Pasien Serangan Jantung di Indonesia Lebih Muda daripada Eropa dan Amerika
Dokter spesialis jantung dan pembuluh darah, dr. Siska S. Danny, SpJP(K) mengungkapkan usia pasien serangan jantung di Indonesia relatif lebih muda.
Penulis: Rina Ayu Panca Rini
Editor: Anita K Wardhani
Laporan Wartawan Tribunnews.com, Rina Ayu
TRIBUNNEWS.COM, JAKARTA -- Dokter spesialis jantung dan pembuluh darah, dr. Siska S. Danny, SpJP(K) mengungkapkan gambaran pola serangan jantung real-world di Indonesia tahun 2018-2019.
Ia mengatakan, usia pasien serangan jantung di Indonesia relatif lebih muda ketimbang orang Amerika dan Eropa.
Di Indonesia median usia pasien serangan jantung adalah 57 tahun.
Baca juga: 7 Manfaat Donor Darah Bagi Tubuh: Jaga Kesehatan Jantung hingga Turunkan Berat Badan
"Ini jauh lebih muda dibandingkan usia di Amerika atau di Eropa. Di Indonesia antara 55 sampai 60 tahun range usianya kena serangan jantung," kata dia dalam kegiatan virtual, Kamis (22/9/2022).
Sementara bila dibandingkan dengan pasien serangan jantung di Eropa dan Amerika yaitu antara usia 60 sampai 65 tahun.
Di Jepang malah lebih lebih tua lagi yakni 70 tahun.
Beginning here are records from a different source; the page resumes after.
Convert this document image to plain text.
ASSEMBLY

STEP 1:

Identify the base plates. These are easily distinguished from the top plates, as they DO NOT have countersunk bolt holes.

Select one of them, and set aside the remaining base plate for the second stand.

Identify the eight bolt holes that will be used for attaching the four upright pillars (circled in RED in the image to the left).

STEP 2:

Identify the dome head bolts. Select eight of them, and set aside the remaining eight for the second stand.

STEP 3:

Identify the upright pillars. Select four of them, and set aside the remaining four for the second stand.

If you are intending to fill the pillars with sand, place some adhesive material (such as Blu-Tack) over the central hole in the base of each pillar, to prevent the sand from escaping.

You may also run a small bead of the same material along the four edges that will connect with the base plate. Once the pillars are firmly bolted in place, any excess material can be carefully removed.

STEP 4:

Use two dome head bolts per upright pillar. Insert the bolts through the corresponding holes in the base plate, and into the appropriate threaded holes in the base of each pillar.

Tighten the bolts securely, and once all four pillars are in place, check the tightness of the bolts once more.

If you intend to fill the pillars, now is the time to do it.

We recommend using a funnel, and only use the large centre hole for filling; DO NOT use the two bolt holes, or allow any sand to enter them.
"Jadi orang Indonesia terkena serangan jantung ada di usia muda," tutur dokter jantung RS Harapan Kita Jakarta.
Ia mengungkapkan, hal tersebut dilatar belakangi berbagai faktor. Salah satunya adalah gaya hidup.
Baca juga: Konsumsi Kalsium dan Vitamin D3 Berlebihan, Picu Penyakit Ginjal hingga Serangan Jantung
Tercatat bahwa 65 persen pasien serangan jantung merupakan perokok. Lalu 51 persen pengidap Hipertensi, serta 27 persen lainnya adalah pasien diabetes.
"Ada peningkatan kolesterol, terus overweight, gaya hidup yang kurang aktivitas itu semua berkontribusi terhadap peningkatan risiko," ungkap dia.
Terlebih lagi bahwa angka kematian serangan jantung di Indonesia lebih tinggi dibandingkan tapi di Asia tenggara, yakni dari total pasien serangan jantung yang ada 11,7 persen meninggal dunia di RS.
"Ini PR kita bagaimana kita memperbaiki kematian akibat serangan jantung, salah satunya metode membuka sumbatan pembuluh darah koroner. Kalau tidak dibuka tidak diapa-apakan, istilahnya hanya obat minum saja tidak ada upaya lebih untuk memperbaiki aliran darah maka yang meninggal 16,9 persen," ungkap dia.